Odivelas já não é o que era. As Colinas do Cruzeiro são uma urbanização de classe média alta, com T2 a 300 mil euros e T3 a 400 mil. Tivesse ali o rio e podíamos confundir os seus prédios em tijoleira de oito andares com o edificado do Parque das Nações. 

Lembrar que a cidade fica a dez minutos de Lisboa e aqui vivem 150 mil pessoas, mais gente do que em Coimbra, e que essas 150 mil pessoas precisam de comer.
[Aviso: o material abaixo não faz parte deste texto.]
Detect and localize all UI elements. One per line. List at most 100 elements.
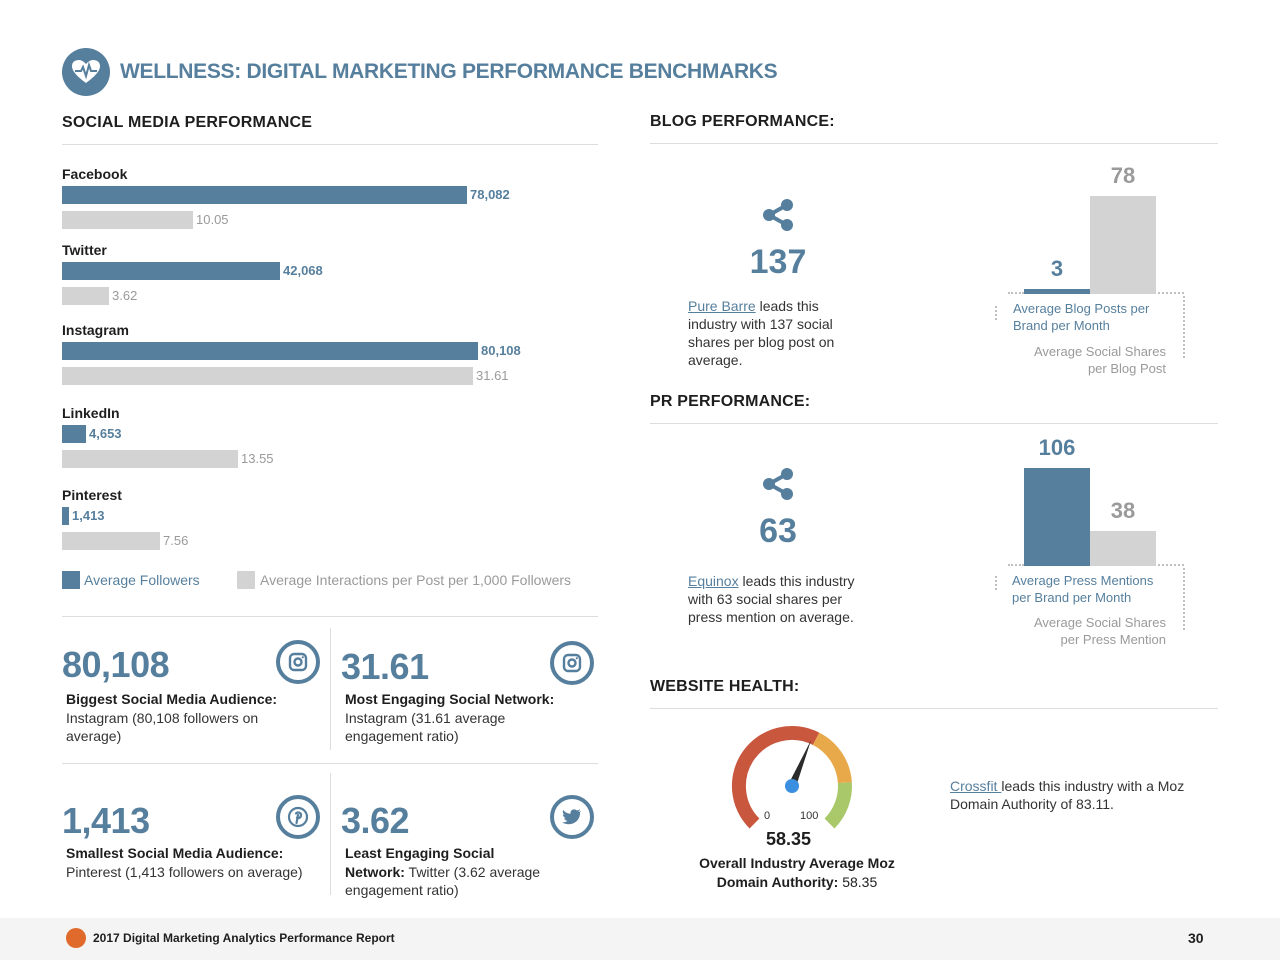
bar-interactions-label-instagram: 31.61 — [476, 368, 509, 383]
legend-followers: Average Followers — [84, 572, 200, 588]
blog-dotted-vertical-right — [1183, 296, 1185, 358]
blog-dotted-left — [1008, 292, 1024, 294]
blog-divider — [650, 143, 1218, 144]
page-number: 30 — [1188, 930, 1204, 946]
blog-bar-posts — [1024, 289, 1090, 294]
social-divider — [62, 144, 598, 145]
bar-followers-label-linkedin: 4,653 — [89, 426, 122, 441]
stat-least-engaging-desc-text: Twitter (3.62 average engagement ratio) — [345, 864, 541, 898]
bar-followers-instagram — [62, 342, 478, 360]
pinterest-icon — [276, 795, 320, 839]
gauge-arc-orange — [812, 732, 852, 784]
pr-leader-link[interactable]: Equinox — [688, 573, 739, 589]
blog-bar-shares — [1090, 196, 1156, 294]
social-section-title: SOCIAL MEDIA PERFORMANCE — [62, 114, 313, 131]
stats-vdivider-top — [330, 628, 331, 750]
pr-top-shares-value: 63 — [759, 512, 797, 550]
blog-caption-shares: Average Social Shares per Blog Post — [1033, 344, 1166, 376]
bar-category-twitter: Twitter — [62, 242, 107, 258]
gauge-value-label: 58.35 — [766, 829, 812, 849]
blog-caption-posts: Average Blog Posts per Brand per Month — [1013, 301, 1150, 333]
web-section-title: WEBSITE HEALTH: — [650, 678, 800, 695]
stats-vdivider-bottom — [330, 773, 331, 895]
gauge-arc-red — [731, 725, 820, 829]
stat-biggest-audience-heading: Biggest Social Media Audience: — [66, 691, 278, 707]
stats-mid-divider — [62, 763, 598, 764]
pr-caption-shares: Average Social Shares per Press Mention — [1033, 615, 1166, 647]
domain-authority-gauge — [731, 725, 852, 829]
gauge-caption: Overall Industry Average Moz Domain Auth… — [690, 854, 904, 892]
gauge-caption-value: 58.35 — [838, 874, 878, 890]
bar-interactions-label-pinterest: 7.56 — [163, 533, 189, 548]
bar-interactions-linkedin — [62, 450, 238, 468]
share-icon — [760, 197, 796, 238]
stat-least-engaging-desc: Network: Twitter (3.62 average engagemen… — [345, 863, 585, 899]
footer-bar — [0, 918, 1280, 960]
web-leader-link[interactable]: Crossfit — [950, 778, 1002, 794]
web-leader-desc: leads this industry with a Moz Domain Au… — [950, 778, 1185, 812]
gauge-arc-green — [824, 782, 852, 829]
bar-followers-twitter — [62, 262, 280, 280]
pr-caption-mentions: Average Press Mentions per Brand per Mon… — [1012, 573, 1154, 605]
pr-dotted-vertical-left — [995, 576, 997, 590]
stat-most-engaging-value: 31.61 — [341, 646, 429, 687]
legend-interactions: Average Interactions per Post per 1,000 … — [260, 572, 572, 588]
gauge-min-label: 0 — [764, 810, 771, 822]
gauge-caption-line1: Overall Industry Average Moz — [699, 855, 895, 871]
pr-leader-desc: leads this industry with 63 social share… — [688, 573, 855, 625]
gauge-caption-label: Domain Authority: — [716, 874, 839, 890]
stat-smallest-audience-value: 1,413 — [62, 800, 150, 841]
bar-followers-pinterest — [62, 507, 69, 525]
bar-interactions-twitter — [62, 287, 109, 305]
pr-divider — [650, 423, 1218, 424]
gauge-max-label: 100 — [800, 810, 819, 822]
bar-interactions-label-linkedin: 13.55 — [241, 451, 274, 466]
stat-most-engaging-heading: Most Engaging Social Network: — [345, 691, 555, 707]
pr-bar-shares-label: 38 — [1110, 498, 1136, 523]
gauge-needle — [788, 739, 812, 788]
blog-dotted-vertical-left — [995, 306, 997, 320]
stat-least-engaging-heading: Least Engaging Social — [345, 845, 495, 861]
bar-followers-label-pinterest: 1,413 — [72, 508, 105, 523]
bar-interactions-label-facebook: 10.05 — [196, 212, 229, 227]
instagram-icon — [550, 641, 594, 685]
bar-category-facebook: Facebook — [62, 166, 128, 182]
bar-category-linkedin: LinkedIn — [62, 405, 120, 421]
page-title: WELLNESS: DIGITAL MARKETING PERFORMANCE … — [120, 60, 778, 83]
stat-smallest-audience-desc: Pinterest (1,413 followers on average) — [66, 864, 303, 880]
legend-swatch-followers — [62, 571, 80, 589]
bar-followers-label-instagram: 80,108 — [481, 343, 521, 358]
stat-smallest-audience-heading: Smallest Social Media Audience: — [66, 845, 284, 861]
bar-followers-label-twitter: 42,068 — [283, 263, 323, 278]
blog-leader-link[interactable]: Pure Barre — [688, 298, 756, 314]
stat-least-engaging-heading-2: Network: — [345, 864, 405, 880]
stat-least-engaging-value: 3.62 — [341, 800, 410, 841]
bar-followers-label-facebook: 78,082 — [470, 187, 510, 202]
web-leader-text: Crossfit leads this industry with a Moz … — [950, 777, 1190, 813]
instagram-icon — [276, 640, 320, 684]
bar-category-pinterest: Pinterest — [62, 487, 122, 503]
blog-top-shares-value: 137 — [749, 243, 807, 281]
pr-bar-mentions — [1024, 468, 1090, 566]
twitter-icon — [550, 795, 594, 839]
footer-report-title: 2017 Digital Marketing Analytics Perform… — [93, 931, 395, 945]
blog-bar-chart — [1024, 196, 1156, 294]
stat-biggest-audience-desc: Instagram (80,108 followers on average) — [66, 710, 259, 744]
bar-interactions-pinterest — [62, 532, 160, 550]
bar-followers-facebook — [62, 186, 467, 204]
blog-leader-desc: leads this industry with 137 social shar… — [688, 298, 835, 368]
stat-most-engaging-desc: Instagram (31.61 average engagement rati… — [345, 710, 506, 744]
blog-dotted-right — [1158, 292, 1184, 294]
bar-interactions-facebook — [62, 211, 193, 229]
blog-leader-text: Pure Barre leads this industry with 137 … — [688, 297, 858, 369]
pr-bar-mentions-label: 106 — [1038, 435, 1076, 460]
web-divider — [650, 708, 1218, 709]
stats-top-divider — [62, 616, 598, 617]
blog-section-title: BLOG PERFORMANCE: — [650, 113, 835, 130]
pr-dotted-left — [1008, 564, 1024, 566]
blog-bar-posts-label: 3 — [1050, 256, 1064, 281]
pr-bar-shares — [1090, 531, 1156, 566]
fox-logo-icon — [66, 928, 86, 948]
bar-interactions-label-twitter: 3.62 — [112, 288, 138, 303]
bar-followers-linkedin — [62, 425, 86, 443]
É muita gente a comer, é muita gente a precisar de restaurantes.

Outra característica de Odivelas é ter uma comunidade emigrante importante (20 por cento da população), sendo que a indiana e muçulmana é particularmente significativa. Não admira que tenha sido aí que nasceu o primeiro restaurante de kebab do país ou que existam bons representantes da cozinha indostânica, como o clássico Natraj. 
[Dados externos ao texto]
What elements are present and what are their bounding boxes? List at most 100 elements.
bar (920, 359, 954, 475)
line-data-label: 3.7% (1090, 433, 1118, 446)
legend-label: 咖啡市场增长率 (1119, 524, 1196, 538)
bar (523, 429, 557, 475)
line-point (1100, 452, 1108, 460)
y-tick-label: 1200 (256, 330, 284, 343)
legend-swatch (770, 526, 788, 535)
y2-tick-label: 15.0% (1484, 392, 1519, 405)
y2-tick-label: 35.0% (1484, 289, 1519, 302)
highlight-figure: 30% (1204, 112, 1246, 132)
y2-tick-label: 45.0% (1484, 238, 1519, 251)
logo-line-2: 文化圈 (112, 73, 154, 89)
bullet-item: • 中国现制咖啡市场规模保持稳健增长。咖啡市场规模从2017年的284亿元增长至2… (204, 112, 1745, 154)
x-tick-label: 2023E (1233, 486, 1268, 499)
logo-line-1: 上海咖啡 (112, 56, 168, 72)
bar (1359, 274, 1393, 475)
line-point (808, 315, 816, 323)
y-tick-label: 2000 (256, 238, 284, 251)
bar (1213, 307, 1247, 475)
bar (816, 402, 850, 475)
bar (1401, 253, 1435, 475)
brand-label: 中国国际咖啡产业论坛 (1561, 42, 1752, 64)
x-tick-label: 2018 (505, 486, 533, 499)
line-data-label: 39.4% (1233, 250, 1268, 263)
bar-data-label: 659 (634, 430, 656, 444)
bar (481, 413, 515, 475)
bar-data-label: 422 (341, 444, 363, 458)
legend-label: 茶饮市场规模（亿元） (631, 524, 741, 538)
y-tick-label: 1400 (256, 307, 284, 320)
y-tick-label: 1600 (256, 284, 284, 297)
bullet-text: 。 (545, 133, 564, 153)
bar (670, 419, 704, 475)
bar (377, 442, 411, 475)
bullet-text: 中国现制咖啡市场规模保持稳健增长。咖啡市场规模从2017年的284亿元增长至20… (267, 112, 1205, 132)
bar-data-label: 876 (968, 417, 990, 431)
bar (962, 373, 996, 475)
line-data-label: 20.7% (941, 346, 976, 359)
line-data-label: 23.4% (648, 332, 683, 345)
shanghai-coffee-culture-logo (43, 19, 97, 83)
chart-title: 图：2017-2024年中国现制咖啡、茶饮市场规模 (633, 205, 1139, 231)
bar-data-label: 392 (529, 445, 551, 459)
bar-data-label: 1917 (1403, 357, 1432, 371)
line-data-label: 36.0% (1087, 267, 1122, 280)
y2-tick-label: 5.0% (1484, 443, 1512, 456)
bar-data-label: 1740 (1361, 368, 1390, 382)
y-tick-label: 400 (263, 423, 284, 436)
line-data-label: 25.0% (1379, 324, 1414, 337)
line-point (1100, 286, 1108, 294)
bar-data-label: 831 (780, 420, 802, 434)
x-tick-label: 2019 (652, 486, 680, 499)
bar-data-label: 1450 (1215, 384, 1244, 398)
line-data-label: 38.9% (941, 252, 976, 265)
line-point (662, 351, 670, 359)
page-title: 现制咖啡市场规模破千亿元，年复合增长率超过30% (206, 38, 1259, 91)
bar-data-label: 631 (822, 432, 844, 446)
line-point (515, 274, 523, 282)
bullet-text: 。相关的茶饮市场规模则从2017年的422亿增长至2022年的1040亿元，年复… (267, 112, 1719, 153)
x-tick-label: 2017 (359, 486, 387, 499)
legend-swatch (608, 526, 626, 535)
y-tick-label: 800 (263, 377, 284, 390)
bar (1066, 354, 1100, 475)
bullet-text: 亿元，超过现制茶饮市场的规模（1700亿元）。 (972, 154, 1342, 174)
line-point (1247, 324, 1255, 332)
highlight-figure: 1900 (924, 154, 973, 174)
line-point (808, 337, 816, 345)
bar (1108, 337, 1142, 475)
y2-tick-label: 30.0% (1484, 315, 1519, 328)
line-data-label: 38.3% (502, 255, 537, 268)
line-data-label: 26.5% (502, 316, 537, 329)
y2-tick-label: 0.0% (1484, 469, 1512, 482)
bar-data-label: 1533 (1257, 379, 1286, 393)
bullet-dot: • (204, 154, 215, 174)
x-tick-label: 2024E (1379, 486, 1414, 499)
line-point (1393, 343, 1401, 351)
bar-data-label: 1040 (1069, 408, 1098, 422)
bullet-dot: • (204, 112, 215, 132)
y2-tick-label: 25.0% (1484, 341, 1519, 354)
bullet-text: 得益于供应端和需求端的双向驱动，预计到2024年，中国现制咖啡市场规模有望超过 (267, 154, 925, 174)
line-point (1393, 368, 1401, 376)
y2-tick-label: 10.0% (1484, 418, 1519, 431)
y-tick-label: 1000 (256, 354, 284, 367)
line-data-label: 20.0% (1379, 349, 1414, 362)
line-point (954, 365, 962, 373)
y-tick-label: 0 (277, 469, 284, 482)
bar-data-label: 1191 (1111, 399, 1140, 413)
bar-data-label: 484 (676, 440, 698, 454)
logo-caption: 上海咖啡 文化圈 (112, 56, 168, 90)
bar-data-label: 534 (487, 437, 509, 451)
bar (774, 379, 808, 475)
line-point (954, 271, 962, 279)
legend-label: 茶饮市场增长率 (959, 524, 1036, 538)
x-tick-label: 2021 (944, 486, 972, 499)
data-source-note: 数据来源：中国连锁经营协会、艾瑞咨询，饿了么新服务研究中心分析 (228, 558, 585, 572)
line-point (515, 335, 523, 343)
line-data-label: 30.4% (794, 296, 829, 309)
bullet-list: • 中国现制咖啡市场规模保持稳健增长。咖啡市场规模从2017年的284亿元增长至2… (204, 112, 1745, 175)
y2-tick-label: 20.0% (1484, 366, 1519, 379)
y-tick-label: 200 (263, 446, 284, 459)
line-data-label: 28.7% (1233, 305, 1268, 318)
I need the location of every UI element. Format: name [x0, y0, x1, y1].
Tudo isto para explicar porque é que as Colinas do Cruzeiro, para onde a cidade se expandiu, a oeste, são um pólo de restauração emergente. Como num food court, encontramos alinhados desde os Sushi Come a outras cadeias, mas também churrasqueiras, marisqueiras e algumas pérolas da chamada cozinha étnica. 

É neste contexto que aparece o Lotus, instalado na urbanização há um ano. O dono tem ascendência indiana, da província de Gujarat, mas isso já é muito distante. Na verdade fala um português perfeito, sendo que os avós e os pais nasceram em Moçambique. 

Quem sabe de cozinha, todavia, é um chef nepalês, descoberto por um familiar e sócio. “Um dia, antes de abrir, ele cozinhou em casa do meu primo, e eu nunca tinha comido nada tão bom. Disse-lhe logo: temos de o levar para o restaurante”, conta o jovem restaurador. 

Fizeram bem. O Lotus está uns furos acima de tudo o resto – e podemos aqui incluir a concorrência indiana de Lisboa, que na verdade nunca foi extraordinária. 

O espaço é limpo e bonito, madeiras claras, luzes e candeeiros, o folclore restrito praticamente à flor de lótus que dá nome à casa. A cozinha traz o receituário clássico, feito de raiz. 

Comecemos pela paratha. A paratha não é o pão nan inflado de fermento industrial, quase sempre borrachoso, que encontramos no restaurante indiano médio. A paratha é uma obra mais complexa do que o nan, que implica torcer a massa como um parafuso, barrá-la em ghee, aplainá-la de novo e só depois assá-la. 

Daqui resulta que os interstícios manteigosos acabam por fritar e outras faixas da massa ficam grelhadas, como uma pizza cheia de relevos. 

Ora, no Lotus comi a melhor paratha de que me lembro, magnificamente assada no tandoori, com as bordas despegando-se. De resto, também comi o melhor garlic nan, cheio de bolhas de fermentação natural e alho que não sabia a pasta de alho. E também foi dos melhores karahi de camarão, picante e fresco; ah, e o tarca dahl, incomparável. 

O tarca dahl merece atenção especial. Trata-se de um guisado de lentilhas, um dos grandes clássicos da cozinha vegetariana da Índia – do mundo. Não lhe chamemos caril, porque isso é metê-lo num alguidar de pratos diferentes, que deu jeito aos colonizadores ingleses do século XIX, mas já não fará sentido. 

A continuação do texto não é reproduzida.